The VP pointed to the Pan African Payment and Settlement System (PAPSS) as one possible solution to the fragmented payment methods. PAPPS is a centralized payment and settlement infrastructure for intra-African trade, developed by the African Union.
Bawumia further called on African countries to work towards financial inclusion. “Indeed, one has to recognise that for the financial services sector to play its role, there must be financial inclusion,” he told the attendees, who included central bankers, heads of the biggest financial institutions in Africa and the diplomatic community.

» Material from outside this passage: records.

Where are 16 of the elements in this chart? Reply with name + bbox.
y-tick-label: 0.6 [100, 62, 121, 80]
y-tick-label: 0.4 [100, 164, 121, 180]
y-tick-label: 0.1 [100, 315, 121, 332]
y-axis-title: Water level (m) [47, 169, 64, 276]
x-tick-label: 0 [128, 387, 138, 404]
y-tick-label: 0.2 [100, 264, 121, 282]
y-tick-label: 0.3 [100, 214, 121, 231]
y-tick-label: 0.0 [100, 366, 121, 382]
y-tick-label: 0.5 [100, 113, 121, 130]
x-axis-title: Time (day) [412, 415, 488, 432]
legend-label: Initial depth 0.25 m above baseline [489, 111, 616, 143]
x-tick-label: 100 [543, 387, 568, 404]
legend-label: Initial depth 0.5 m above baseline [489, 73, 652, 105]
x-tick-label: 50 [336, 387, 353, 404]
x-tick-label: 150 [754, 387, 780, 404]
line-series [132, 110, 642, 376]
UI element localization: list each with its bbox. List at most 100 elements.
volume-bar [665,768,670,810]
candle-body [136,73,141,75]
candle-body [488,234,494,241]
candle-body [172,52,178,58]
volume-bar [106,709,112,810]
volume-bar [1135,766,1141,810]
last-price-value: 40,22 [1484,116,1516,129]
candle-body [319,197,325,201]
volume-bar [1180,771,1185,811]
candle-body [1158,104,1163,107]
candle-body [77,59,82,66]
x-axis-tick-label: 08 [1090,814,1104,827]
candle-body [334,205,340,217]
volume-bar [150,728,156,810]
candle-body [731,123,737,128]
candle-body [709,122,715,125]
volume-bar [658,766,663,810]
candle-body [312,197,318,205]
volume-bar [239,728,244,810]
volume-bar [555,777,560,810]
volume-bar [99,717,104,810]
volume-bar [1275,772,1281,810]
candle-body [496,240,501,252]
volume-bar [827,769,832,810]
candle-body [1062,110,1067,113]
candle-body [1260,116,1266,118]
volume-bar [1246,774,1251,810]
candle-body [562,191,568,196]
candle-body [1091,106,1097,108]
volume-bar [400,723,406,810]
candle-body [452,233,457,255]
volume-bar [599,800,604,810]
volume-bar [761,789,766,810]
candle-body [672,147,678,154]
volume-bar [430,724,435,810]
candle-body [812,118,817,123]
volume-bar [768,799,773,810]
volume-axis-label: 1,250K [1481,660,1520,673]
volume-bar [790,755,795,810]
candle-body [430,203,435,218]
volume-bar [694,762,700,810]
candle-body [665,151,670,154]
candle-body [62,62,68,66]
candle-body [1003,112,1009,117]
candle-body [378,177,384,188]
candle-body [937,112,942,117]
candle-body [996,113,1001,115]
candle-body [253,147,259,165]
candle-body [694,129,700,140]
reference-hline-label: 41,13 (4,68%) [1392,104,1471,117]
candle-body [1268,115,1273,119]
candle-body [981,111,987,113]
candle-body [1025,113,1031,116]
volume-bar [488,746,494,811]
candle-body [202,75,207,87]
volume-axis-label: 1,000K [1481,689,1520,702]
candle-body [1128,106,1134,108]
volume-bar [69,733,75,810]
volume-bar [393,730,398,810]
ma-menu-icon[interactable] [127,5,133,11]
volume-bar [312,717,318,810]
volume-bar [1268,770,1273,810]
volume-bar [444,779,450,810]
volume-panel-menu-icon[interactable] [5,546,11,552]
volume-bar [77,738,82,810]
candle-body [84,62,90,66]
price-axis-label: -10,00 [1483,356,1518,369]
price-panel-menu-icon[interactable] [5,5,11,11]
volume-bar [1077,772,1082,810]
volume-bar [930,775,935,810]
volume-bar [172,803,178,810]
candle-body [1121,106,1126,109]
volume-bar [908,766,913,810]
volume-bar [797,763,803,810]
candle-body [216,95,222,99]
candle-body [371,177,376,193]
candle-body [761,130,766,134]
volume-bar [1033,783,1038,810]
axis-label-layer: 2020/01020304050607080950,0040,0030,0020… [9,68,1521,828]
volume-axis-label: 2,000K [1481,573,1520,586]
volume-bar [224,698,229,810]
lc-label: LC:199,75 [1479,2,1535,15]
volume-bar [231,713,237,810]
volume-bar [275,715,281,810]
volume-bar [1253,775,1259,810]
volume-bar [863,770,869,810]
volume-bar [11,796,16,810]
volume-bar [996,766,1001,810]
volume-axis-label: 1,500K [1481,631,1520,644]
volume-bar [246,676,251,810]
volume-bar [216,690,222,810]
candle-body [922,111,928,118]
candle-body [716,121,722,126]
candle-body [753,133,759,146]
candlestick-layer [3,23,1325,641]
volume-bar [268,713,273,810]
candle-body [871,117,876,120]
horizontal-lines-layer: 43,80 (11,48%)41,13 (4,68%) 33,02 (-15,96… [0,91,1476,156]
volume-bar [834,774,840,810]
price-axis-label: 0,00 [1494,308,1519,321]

In Ghana, mobile money has been key to promoting financial inclusion, he added. “The implementation of Mobile Money Interoperability in Ghana has shown that more people can be financially included, and this needs to be rolled out across Africa to ensure the growth of the AfCFTA vision.”
Ghana’s central bank has been working on a central bank digital currency. As CoinGeek reported, the bank expects to launch the pilot for the CBDC, known as the e-cedi, by September. One of its goals is to reduce the reliance on cash payments, which make up 63% of all transactions as per the bank’s latest data.